Shot in Sweden in a style recalling Bosch and Goya, Haxan presents the view that witches were harmless hysterics victimized by a repressive church. A great favorite of the surrealists, it was also a major influence on Carl Dreyer. (The collective behind The Blair Witch Project took their name from the film.) Christensen cast himself as a hairy, jovial, long-tongued Satan, given to popping up nude in women's bedrooms.

After Haxan, Hollywood beckoned. Christensen arrived in 1925 and completed two features at MGM, then four at First National. The Devil's Circus (1926) and Mockery (1927) are typically lavish Metro star vehicles (for Norma Shearer and Lon Chaney), beautiful but a tad staid and studied. The director's gifts for comic irony, eroticized fantasy, and the macabre seem to have had much freer rein at the smaller studio, where he made four films during 1928 and 1929. Unfortunately, only one—Seven Footprints to Satan—has survived. In this irresistible horror spoof, a kidnapped couple spend the night in a vintage old dark house inhabited by ghosts, gorillas, and revolving dwarves. For good measure, there's an orgy scene that's kickier than anything in Eyes Wide Shut.

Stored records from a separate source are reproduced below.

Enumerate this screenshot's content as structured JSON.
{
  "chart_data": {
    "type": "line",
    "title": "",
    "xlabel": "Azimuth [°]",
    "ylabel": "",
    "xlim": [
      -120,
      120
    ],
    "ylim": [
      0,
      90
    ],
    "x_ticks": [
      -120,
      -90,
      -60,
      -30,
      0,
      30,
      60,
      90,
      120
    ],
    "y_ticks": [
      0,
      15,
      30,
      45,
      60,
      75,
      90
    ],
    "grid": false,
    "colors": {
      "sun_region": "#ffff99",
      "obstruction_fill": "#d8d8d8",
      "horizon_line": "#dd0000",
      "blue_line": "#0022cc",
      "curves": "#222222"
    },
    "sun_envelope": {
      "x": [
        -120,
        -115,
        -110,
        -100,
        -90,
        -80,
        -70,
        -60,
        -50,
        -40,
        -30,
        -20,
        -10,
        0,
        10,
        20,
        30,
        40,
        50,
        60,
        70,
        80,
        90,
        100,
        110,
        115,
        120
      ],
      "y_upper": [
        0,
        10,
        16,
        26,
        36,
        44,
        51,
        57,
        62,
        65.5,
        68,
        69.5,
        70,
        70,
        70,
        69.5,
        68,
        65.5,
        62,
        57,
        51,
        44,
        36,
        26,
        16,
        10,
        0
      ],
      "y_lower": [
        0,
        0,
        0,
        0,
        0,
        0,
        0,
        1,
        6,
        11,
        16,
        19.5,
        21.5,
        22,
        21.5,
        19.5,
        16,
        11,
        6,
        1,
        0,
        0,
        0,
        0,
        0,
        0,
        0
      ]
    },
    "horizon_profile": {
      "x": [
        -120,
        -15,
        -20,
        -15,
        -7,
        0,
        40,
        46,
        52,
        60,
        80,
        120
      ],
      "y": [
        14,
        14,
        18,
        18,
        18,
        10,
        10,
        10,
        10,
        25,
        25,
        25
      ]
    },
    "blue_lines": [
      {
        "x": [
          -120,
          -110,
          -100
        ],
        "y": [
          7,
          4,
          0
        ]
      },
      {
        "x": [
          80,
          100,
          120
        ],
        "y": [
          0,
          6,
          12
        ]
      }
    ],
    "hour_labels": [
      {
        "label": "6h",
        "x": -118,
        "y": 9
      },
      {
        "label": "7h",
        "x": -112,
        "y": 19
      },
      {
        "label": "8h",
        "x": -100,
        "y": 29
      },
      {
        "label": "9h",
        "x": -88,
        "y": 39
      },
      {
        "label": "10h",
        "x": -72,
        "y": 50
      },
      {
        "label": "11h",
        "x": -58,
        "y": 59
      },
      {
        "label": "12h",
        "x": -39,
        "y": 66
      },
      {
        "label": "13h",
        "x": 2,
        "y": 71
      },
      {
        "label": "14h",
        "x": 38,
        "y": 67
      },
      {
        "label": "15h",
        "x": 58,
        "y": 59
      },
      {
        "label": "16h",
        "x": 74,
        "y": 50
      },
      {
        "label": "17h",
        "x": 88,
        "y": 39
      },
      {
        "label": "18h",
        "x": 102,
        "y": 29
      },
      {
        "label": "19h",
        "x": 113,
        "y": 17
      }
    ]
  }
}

Christensen moved back to Denmark in 1935 and directed four final films there. The two I've seen, The Child (1940) and Come Home With Me (1941), both contemporary "social-debate" pictures, are so drably unremarkable they could constitute a brief for antiauteurism. It's not easy to believe that they were made by the great visionary stylist metteur en scène of Haxan, The Night of Revenge, and The Mysterious X.